Top Stock Pickers Disagree on Banking Rebound

A line has been drawn in the sand, and anyone with an interest in banking stocks will have to pick a side.

On the one side is Bill Miller, chief investment officer of Legg Mason, who is famous for beating the Standard & Poor's 500 Index for 15 consecutive years until 2006. Miller considers financials to be on sale and has been waiting and hoping they will rebound.

On the other side is Meredith Whitney, a former Oppenheimer & Co. stock analyst who called banks "grossly overvalued" in 2007 and accurately predicted a much more extreme recession than most of her peers. Whitney has become a celebrity in the investment community for her bearishness, and recently left Oppenheimer to start her own firm.

Miller has been loyal to financial stocks even as they continued to slide, and has been betting everything that they will recover quickly. In April 2008, he mistakenly called the bottom in financials, and his unwavering faith in Bear Stearns, Freddie Mac and American International Group have caused him to lose more money since 2006 than 99% of his peers, according to Morningstar.

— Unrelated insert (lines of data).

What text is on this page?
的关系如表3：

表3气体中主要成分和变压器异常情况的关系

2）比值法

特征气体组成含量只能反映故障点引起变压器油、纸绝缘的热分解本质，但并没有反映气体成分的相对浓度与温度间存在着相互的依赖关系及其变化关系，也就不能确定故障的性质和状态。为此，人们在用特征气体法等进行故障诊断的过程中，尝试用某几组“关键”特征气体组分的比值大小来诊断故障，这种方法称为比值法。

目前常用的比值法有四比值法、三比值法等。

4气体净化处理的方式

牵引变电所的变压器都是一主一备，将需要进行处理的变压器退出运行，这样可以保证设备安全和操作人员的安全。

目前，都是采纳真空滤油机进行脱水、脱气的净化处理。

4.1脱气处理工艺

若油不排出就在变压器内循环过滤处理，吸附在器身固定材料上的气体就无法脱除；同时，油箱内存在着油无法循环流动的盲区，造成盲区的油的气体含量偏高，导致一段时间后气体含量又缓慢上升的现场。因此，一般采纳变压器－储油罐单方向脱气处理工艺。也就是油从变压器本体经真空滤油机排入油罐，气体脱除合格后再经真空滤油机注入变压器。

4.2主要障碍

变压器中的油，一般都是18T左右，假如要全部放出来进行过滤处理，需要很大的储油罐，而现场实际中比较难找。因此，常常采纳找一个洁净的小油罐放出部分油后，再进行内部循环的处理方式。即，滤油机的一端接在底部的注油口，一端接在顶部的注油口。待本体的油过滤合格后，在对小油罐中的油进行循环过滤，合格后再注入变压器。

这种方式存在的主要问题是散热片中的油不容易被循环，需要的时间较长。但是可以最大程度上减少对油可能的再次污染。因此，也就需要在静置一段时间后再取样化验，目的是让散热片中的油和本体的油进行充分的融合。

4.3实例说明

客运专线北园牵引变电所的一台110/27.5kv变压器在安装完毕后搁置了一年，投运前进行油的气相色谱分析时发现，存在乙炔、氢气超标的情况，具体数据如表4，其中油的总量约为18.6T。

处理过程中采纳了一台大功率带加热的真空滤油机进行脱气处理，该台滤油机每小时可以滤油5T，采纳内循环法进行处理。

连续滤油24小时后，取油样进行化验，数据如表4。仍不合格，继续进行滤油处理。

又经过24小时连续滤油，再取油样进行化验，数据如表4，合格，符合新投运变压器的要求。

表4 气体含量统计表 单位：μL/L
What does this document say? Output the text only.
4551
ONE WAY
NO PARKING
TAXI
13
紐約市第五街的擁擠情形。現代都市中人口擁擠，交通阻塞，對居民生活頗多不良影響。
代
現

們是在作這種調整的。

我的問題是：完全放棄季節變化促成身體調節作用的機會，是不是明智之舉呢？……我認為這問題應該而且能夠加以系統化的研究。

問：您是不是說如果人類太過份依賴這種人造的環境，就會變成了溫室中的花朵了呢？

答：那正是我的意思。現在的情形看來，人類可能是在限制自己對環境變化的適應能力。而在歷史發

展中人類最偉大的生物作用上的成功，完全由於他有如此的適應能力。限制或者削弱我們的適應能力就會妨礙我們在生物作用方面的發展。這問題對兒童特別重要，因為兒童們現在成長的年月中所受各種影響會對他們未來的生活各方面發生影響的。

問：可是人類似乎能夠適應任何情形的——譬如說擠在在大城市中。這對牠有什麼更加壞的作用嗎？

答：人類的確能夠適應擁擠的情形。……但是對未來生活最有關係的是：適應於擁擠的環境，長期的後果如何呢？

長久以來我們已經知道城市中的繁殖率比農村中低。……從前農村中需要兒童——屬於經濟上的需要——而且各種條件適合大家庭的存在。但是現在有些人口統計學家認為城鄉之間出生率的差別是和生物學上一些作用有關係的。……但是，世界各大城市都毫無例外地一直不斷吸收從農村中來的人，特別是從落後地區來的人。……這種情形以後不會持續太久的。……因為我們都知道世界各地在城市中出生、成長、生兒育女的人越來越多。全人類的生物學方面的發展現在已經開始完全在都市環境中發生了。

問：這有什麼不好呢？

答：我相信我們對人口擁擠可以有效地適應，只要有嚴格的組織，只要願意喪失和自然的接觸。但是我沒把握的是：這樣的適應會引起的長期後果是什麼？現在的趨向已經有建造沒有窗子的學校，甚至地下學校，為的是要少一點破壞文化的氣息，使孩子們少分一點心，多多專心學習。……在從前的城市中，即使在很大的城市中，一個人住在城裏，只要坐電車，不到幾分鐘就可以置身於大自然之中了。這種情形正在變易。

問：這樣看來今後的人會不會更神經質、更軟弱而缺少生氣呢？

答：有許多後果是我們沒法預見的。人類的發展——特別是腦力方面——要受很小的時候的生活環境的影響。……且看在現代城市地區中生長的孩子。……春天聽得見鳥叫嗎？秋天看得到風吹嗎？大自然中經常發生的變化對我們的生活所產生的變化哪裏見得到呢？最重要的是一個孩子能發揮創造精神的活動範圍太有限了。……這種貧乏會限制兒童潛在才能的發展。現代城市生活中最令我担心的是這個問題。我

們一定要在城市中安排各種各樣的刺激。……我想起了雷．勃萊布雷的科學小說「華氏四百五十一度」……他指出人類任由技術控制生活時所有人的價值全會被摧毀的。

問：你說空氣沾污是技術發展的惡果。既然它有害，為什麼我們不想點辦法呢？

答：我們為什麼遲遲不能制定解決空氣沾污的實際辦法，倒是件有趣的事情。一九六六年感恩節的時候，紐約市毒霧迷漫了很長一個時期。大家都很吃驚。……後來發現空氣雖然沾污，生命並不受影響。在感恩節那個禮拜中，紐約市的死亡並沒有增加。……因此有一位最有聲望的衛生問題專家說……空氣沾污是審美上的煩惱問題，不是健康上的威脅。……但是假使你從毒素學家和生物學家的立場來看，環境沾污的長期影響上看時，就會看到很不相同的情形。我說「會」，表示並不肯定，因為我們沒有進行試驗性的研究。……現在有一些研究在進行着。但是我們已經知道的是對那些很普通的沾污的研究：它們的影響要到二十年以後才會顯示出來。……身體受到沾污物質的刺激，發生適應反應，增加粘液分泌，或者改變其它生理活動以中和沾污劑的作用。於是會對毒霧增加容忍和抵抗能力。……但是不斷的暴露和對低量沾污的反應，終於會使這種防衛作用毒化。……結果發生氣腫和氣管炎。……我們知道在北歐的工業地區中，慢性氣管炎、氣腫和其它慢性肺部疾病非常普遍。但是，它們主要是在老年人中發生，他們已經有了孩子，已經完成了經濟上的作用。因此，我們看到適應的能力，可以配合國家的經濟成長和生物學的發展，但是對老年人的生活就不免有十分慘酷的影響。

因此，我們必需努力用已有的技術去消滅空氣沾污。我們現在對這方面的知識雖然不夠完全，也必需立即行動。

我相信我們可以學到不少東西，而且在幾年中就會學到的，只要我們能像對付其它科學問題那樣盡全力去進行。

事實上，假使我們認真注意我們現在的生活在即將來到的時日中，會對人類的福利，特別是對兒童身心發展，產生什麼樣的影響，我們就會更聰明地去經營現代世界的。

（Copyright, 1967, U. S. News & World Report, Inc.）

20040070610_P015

"Financials have the biggest potential to outperform," Miller said recently.

Whitney thinks banks will return to negative earnings after they post their first-quarter profits because their gains don't mirror improvements in their businesses. "The underlying core earnings power of these banks is negligible," Whitney said.

Investors are torn over who to believe. Just about everybody wants banks to recover, but most aren't as confident as Miller that a recovery will come soon.

"It could be Bill is right and the vast majority of banks will earn their way out of this," William Stone, chief investment strategist at PNC Financial Services Group Inc.'s wealth management unit, told Bloomberg News. "But if the economy takes another nosedive and the adverse feedback loop begins again with a vengeance, then maybe it's Meredith."

"[Miller] made massive best in institutions that were wiped off the face of the exchange," said Frederic Dickson, chief market strategist at D.A. Davidson & Co. "I'm pretty much in Meredith Whitney's camp on this one. She's been dead-on in identifying the problems in the banks. I'm hoping for the economy's sake and banking's sake that I'm wrong."